The other force at play is the active decisions then made by real people in the markets as they scramble to assess worst-case scenarios. That too helps explain why the fall could be so steep and sharp: having awoken to the probability of a global pandemic, market players then attempt to calculate the most extreme variants of lost revenue, lost business, frozen supply chains, flights to safety in U.S. Treasury bonds, decrease in activity, hit to corporate earnings and for how long. As news in the coming days and weeks worsens, however, markets are likely to stabilize and improve before the worst of the virus actually passes because markets will have priced in the worst before the worst actually happens. Investors, traders and their computer programs attempt to integrate all available information into current prices, and when future expectations change abruptly for the worse as they are with the virus, markets are prone to rapid and disorienting re-pricing. That is what is happening now. It’s an old adage that markets tend to overshoot when moving up and moving down, and for the moment, down is the direction. Given the speed of modern markets, however, a reversal could happen just as suddenly.
There are no guarantees here and no script. Past market behavior suggests that scenario of sell, sell, sell in anticipation of the worst and then stabilization and buying long before the worst passes. But past behavior is only a guide, not a road map. There is no recent past that exactly parallels the spread of a pandemic, not the slower moving but still quite lethal swine flu in 2009 and not the financial panic of 2008-2009 and certainly not the more contained SARS epidemic in 2003, before the rise of algorithmic trading and before the intense interconnectivity of global markets.

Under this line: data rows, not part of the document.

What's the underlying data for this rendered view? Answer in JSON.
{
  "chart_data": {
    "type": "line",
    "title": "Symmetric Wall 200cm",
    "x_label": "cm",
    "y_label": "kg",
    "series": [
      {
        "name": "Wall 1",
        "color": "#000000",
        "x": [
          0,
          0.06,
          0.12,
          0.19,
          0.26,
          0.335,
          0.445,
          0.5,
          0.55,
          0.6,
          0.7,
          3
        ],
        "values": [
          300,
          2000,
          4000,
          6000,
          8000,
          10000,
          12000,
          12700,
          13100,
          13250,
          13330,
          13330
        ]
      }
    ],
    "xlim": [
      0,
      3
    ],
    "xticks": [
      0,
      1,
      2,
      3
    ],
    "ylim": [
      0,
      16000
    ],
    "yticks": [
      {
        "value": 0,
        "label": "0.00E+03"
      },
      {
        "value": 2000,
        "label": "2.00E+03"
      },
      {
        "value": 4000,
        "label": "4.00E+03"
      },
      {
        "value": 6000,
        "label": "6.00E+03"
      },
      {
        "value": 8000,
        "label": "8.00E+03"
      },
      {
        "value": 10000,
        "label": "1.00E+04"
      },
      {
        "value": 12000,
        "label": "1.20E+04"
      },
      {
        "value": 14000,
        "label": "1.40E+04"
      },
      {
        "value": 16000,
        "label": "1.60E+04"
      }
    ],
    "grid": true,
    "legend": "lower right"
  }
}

What should be undeniable, however, is that markets were poised for some sort of pull back against a backdrop of very solid fundamentals for most businesses whose stocks are publicly traded. That shouldn’t have meant that everyone should have sold months ago in anticipation; it’s almost impossible to know when such pullbacks will happen and trying to game that out is a fool’s errand. It just means that the conditions for a sharp and swift decline were ripe long before the virus. It means also that the financial market contagion, while it could indeed get worse, will almost certainly get better before everything else gets better. That is no salve to the real world of people getting ill and dying or to economies that will see a near-term dramatic drop in activity, but it is an important reminder that markets and the real-world move on related but distinct tracks.
Markets have been hit hard but have also been remarkably functional, blessed with electronic systems that worked seamlessly even as the world at large confronts the virus. That may be small comfort, but it should be some in a world facing a challenging period ahead.